Die Schlussanträge des EuGH-Generalanwaltes Melchior Wathelet vom 31. Mai schlugen zugunsten des Arztes aus. Den Schlussanträgen der Generalanwälte folgen die Richter am EuGH zwar oft, gebunden daran sind sie aber nicht. Der Tübinger Juraprofessor Hermann Reichold geht davon aus, dass die katholische Kirche "einen klaren Dämpfer" bekommen werde. Die Dienstleistungsgewerkschaft ver.di erwartet, dass sich "die Toleranz der kirchlichen Arbeitgeber gegenüber ihren Beschäftigten" infolge des Urteils weiter verändern müsse und hält dies für gut: Der "Freibrief für Diskriminierungen aufgrund von Religionszugehörigkeit oder Lebenswandel", den die Kirchen genössen, sei "völlig antiquiert", erklärte Gewerkschaftssekretär Mario Gembus.
Was steht auf dem Spiel?
Die möglichen Auswirkungen des EuGH-Urteils betreffen nach Einschätzung von Juraprofessor Reichold das gesamte deutsche Staatskirchenrecht. Reichold befürchtet, dass die europäische Justiz das vom Grundgesetz geschützte Selbstbestimmungsrecht der Kirchen dabei zwar punktuell, aber doch weitreichend in seinen Grundlagen erschüttern könnte - was letztlich sogar zu einem Konflikt zwischen EuGH und Bundesverfassungsgericht führen könne.

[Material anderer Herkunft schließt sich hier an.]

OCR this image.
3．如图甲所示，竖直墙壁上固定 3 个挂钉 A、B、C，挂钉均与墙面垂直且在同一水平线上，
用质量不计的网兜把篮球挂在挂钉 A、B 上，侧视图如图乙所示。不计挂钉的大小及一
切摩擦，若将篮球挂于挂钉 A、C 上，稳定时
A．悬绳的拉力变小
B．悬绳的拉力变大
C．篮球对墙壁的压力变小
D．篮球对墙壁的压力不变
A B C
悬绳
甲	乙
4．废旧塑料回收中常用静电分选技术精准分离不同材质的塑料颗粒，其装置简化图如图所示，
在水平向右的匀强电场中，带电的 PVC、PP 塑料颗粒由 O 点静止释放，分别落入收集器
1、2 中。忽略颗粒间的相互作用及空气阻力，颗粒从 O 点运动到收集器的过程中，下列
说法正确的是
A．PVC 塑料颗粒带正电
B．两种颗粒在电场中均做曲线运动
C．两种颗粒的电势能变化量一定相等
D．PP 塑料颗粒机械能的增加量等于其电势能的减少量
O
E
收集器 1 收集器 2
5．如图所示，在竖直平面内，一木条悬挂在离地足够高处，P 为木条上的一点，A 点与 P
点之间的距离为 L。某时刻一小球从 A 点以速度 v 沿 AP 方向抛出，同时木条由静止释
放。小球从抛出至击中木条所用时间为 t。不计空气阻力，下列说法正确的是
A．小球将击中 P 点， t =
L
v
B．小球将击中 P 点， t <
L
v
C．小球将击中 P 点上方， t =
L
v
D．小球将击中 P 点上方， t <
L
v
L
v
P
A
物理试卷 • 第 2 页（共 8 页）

Hat der EuGH nicht erst vor Kurzem zum kirchlichen Arbeitsrecht geurteilt?
Am 17. April entschied der EuGH den sogenannten Egenberger-Fall. Es ging um eine konfessionslose Frau, die sich erfolglos auf eine Stelle beim Evangelischen Werk für Diakonie und Entwicklung beworben hatte. Der EuGH urteilte, dass bei Stellenbesetzungen ein direkter Zusammenhang zwischen Konfession und Tätigkeit bestehen müsse und stärkte so Andersgläubigen und Konfessionslosen den Rücken gegenüber kirchlichen Arbeitgebern. Das daran anknüpfende Urteil der deutschen Justiz steht noch aus.